One thing to notice is that the namespace for the generated file is hardcoded in the template. This has several reasons.

While T4 is an awesome idea, MS managed to mess it up (as usual you might add). There is a VS implementation of ITextTemplatingHostEngine (which allows you to debug your template from the solution explorer. +1 for that feature!) and one for MSBuild (which does not support debugging as far as I found out). Those implementations are your entry point into the VS API from inside a template. As you might expect: They have just enough subtle differences to screw you up… Getting the correct namespace for a file is just one of them.

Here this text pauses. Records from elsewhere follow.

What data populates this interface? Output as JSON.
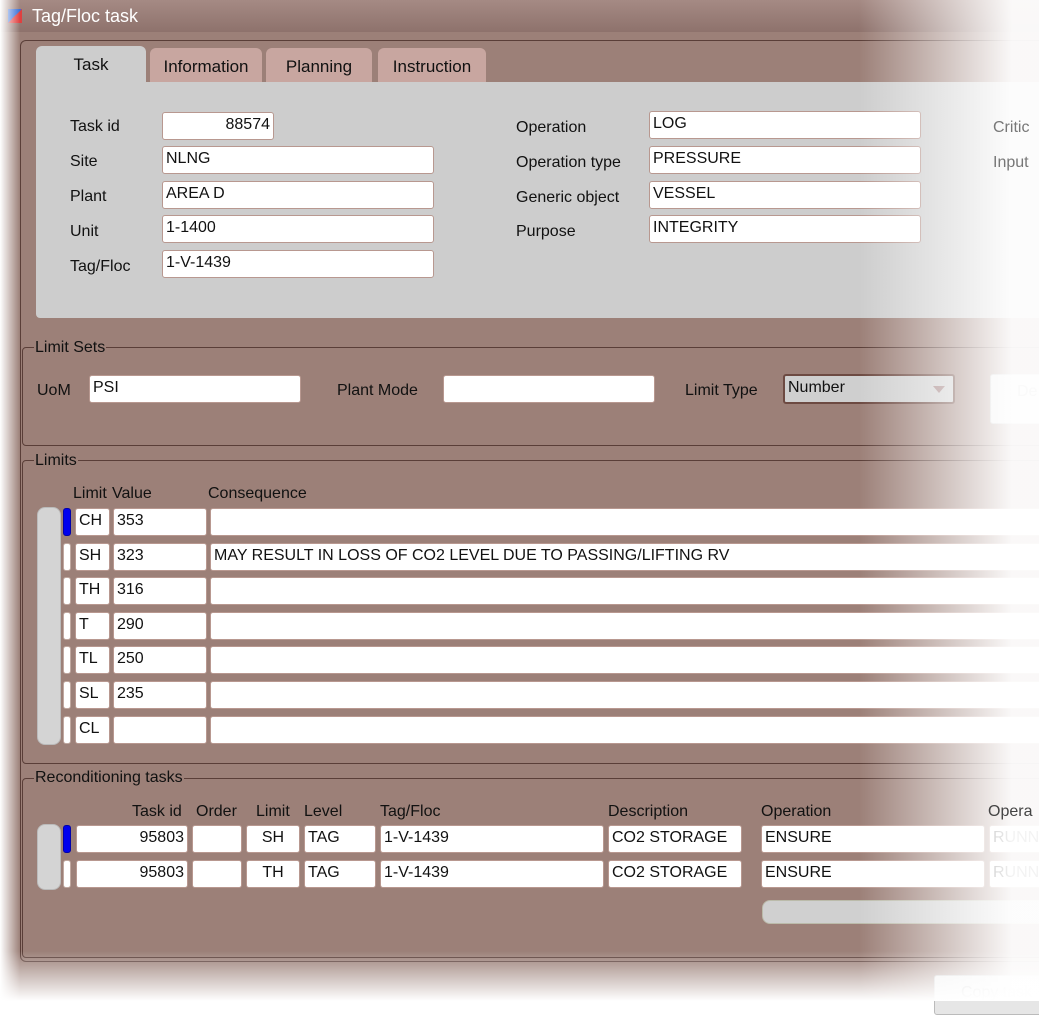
{
  "window": {
    "title": "Tag/Floc task"
  },
  "tabs": [
    {
      "label": "Task"
    },
    {
      "label": "Information"
    },
    {
      "label": "Planning"
    },
    {
      "label": "Instruction"
    }
  ],
  "task": {
    "task_id_label": "Task id",
    "task_id": "88574",
    "site_label": "Site",
    "site": "NLNG",
    "plant_label": "Plant",
    "plant": "AREA D",
    "unit_label": "Unit",
    "unit": "1-1400",
    "tagfloc_label": "Tag/Floc",
    "tagfloc": "1-V-1439",
    "operation_label": "Operation",
    "operation": "LOG",
    "operation_type_label": "Operation type",
    "operation_type": "PRESSURE",
    "generic_object_label": "Generic object",
    "generic_object": "VESSEL",
    "purpose_label": "Purpose",
    "purpose": "INTEGRITY",
    "critic_label": "Critic",
    "input_label": "Input"
  },
  "limit_sets": {
    "title": "Limit Sets",
    "uom_label": "UoM",
    "uom": "PSI",
    "plant_mode_label": "Plant Mode",
    "plant_mode": "",
    "limit_type_label": "Limit Type",
    "limit_type": "Number",
    "button_label": "De"
  },
  "limits": {
    "title": "Limits",
    "col_limit": "Limit",
    "col_value": "Value",
    "col_consequence": "Consequence",
    "rows": [
      {
        "limit": "CH",
        "value": "353",
        "consequence": ""
      },
      {
        "limit": "SH",
        "value": "323",
        "consequence": "MAY RESULT IN LOSS OF CO2 LEVEL DUE TO PASSING/LIFTING RV"
      },
      {
        "limit": "TH",
        "value": "316",
        "consequence": ""
      },
      {
        "limit": "T",
        "value": "290",
        "consequence": ""
      },
      {
        "limit": "TL",
        "value": "250",
        "consequence": ""
      },
      {
        "limit": "SL",
        "value": "235",
        "consequence": ""
      },
      {
        "limit": "CL",
        "value": "",
        "consequence": ""
      }
    ]
  },
  "recon": {
    "title": "Reconditioning tasks",
    "col_task_id": "Task id",
    "col_order": "Order",
    "col_limit": "Limit",
    "col_level": "Level",
    "col_tagfloc": "Tag/Floc",
    "col_description": "Description",
    "col_operation": "Operation",
    "col_opera": "Opera",
    "rows": [
      {
        "task_id": "95803",
        "order": "",
        "limit": "SH",
        "level": "TAG",
        "tagfloc": "1-V-1439",
        "description": "CO2 STORAGE",
        "operation": "ENSURE",
        "opera": "RUNN"
      },
      {
        "task_id": "95803",
        "order": "",
        "limit": "TH",
        "level": "TAG",
        "tagfloc": "1-V-1439",
        "description": "CO2 STORAGE",
        "operation": "ENSURE",
        "opera": "RUNN"
      }
    ]
  },
  "footer": {
    "copy_task_label": "Copy task"
  },
  "colors": {
    "background": "#9c8078",
    "panel": "#cdcdcd",
    "tab_inactive": "#c8a6a0",
    "row_marker": "#0000ee"
  }
}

Another thing is that I decided to go with one template per *.resx file. You can enhance the template and locate all input files for code generation in your solution and compute the output destination and… I wanted a simple solution so I did not go that route.

And last but not least: I use ReSharper’s Multifile Templates to create new *.resx files. That gives me the resources and the templates in a single step. ReSharper has a macro to insert the default namespace of a project into the template file. I have a convention for the folder structure in which I place resource files so I can just append that to the namespace an be done with it.

And the really, really last thing I want to mention before I finish this post: You can hook up the generation process of your templates to MSBuild (which is the reason I noticed the differences between the VS and the MSBuild template engine). That way you can be sure that your build always uses the latest generated resource code and avoid the error prone step of manually calling “Run custom tool” after you made changes to a *.resx files. Oleg Sych collected a lot of information related to T4 in his blog.